Als Luno den Bach erreichte, sah er Fips auf einem Baumstamm stehen, der quer über dem Bach lag, zitternd vor Angst. Unter ihm rauschte das Wasser, so wild, dass er sich nicht vorwärts und nicht zurück traute. Einige Tiere lugten aus dem Gebüsch. „Weg da, der Wolf!“, wisperten sie.
Luno blieb stehen und rief: „Fips, bleib da, ich komme zu dir!“
Mit einem Satz sprang er auf das Uferstück, von dem der Baumstamm ausging, und kletterte vorsichtig auf den Stamm. Er setzte die Pfoten langsam voreinander, bis er Fips erreicht hatte.
„Spring auf meinen Rücken, ich passe auf dich auf“, sagte Luno ruhig.
Fips dachte nur einen Herzschlag lang nach. Dann klammerte er sich an Lunos Fell. Schritt für Schritt balancierte Luno mit Fips auf dem Rücken über den Baumstamm bis ans andere Ufer. Der Bach spritzte unter ihnen, doch Luno hielt das Gleichgewicht, bis beide sicher im Gras landeten.
Der Sturm legte sich langsam. Verwundert standen die Tiere des Waldes zusammen. Alle sahen, wie ein Hase und ein Wolfskind nebeneinander im Gras saßen, nass, aber lachend. Sie warfen sich Tannenzapfen zu.
„Warum … warum frisst du ihn nicht?“, stotterte ein alter Hase.
Fips legte Luno eine Pfote auf die Schulter. „Weil er mein Freund ist“, sagte er.
„Und Freunde frisst man nicht“, fügte Luno hinzu.
Es wurde ganz still im Wald. Raubtier und Beutetier spielten einfach weiter, als wäre das das Normalste auf der Welt.
Die Tiere schauten sich an.
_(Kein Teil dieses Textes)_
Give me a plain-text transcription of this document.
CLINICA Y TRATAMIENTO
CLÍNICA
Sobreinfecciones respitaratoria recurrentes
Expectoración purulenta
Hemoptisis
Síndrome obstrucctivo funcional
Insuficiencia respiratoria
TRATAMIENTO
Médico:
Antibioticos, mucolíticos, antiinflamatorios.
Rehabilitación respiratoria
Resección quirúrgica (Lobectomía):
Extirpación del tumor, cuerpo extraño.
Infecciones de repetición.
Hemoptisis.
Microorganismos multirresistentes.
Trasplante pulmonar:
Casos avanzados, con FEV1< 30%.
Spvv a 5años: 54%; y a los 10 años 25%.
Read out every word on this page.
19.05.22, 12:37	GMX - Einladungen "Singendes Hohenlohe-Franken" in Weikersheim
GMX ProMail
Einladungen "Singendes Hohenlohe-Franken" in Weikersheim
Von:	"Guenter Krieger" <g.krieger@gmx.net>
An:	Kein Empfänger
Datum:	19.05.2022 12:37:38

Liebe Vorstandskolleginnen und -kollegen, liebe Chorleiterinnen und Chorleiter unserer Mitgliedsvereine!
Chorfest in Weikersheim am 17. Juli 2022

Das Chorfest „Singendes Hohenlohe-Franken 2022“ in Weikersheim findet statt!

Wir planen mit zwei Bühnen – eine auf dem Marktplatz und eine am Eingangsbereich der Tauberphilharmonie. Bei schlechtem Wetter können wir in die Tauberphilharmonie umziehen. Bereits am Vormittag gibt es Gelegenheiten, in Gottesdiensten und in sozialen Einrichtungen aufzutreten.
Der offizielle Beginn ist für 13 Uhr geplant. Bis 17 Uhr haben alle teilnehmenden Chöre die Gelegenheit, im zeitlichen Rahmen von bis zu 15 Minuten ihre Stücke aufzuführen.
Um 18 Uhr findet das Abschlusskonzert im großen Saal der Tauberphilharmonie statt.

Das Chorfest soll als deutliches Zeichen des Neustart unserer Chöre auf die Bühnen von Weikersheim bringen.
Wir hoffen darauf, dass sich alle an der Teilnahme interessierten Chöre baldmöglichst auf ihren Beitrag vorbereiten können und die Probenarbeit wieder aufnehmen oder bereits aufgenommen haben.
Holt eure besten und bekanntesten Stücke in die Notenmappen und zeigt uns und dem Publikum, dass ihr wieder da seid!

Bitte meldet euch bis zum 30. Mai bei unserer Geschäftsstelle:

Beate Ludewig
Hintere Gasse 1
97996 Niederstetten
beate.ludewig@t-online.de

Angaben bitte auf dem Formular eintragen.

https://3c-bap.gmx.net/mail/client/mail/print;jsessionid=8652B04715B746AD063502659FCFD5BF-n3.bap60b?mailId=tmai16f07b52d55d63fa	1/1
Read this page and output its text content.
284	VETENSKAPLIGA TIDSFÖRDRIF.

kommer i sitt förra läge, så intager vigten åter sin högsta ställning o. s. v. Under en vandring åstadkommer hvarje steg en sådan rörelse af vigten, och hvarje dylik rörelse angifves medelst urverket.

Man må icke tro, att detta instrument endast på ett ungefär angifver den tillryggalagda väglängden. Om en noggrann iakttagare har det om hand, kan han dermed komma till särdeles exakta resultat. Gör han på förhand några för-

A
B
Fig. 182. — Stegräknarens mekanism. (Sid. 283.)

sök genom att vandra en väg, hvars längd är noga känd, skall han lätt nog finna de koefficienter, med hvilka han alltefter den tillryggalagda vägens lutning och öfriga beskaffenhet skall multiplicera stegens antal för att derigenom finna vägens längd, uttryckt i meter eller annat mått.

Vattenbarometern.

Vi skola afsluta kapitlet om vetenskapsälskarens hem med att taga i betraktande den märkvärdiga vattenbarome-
Vielleicht, dachte der alte Hase, hatten sie sich alle geirrt.
Seit diesem Tag trafen sich Fips und Luno nicht mehr heimlich. Ihre Freundschaft war stärker als jede Angst – und der Wald hatte eine neue Lieblingsgeschichte.
Ungewöhnliche Freundschaften
Manchmal entstehen Freundschaften dort, wo man sie am wenigsten erwartet: zwischen sehr verschiedenen Menschen, in unterschiedlichen Altersgruppen oder sogar zwischen Tieren, die ganz anders leben. Solche ungewöhnlichen Freundschaften können besonders stark werden, weil beide Seiten voneinander lernen und neue Blickwinkel entdecken.
Oft beginnt alles mit einer kleinen Gemeinsamkeit – ein Lieblingsspiel, ein Ort, ein Interesse – und daraus wächst Vertrauen Schritt für Schritt. Wer sich auf jemanden einlässt, der „anders“ ist, übt wichtige Fähigkeiten: zuhören, neugierig bleiben, fair sein und Grenzen respektieren.
Und ganz nebenbei merkt man: Vorurteile entstehen meistens durch Geschichten, die man gehört hat – echte Begegnungen sind meist viel aussagekräftiger.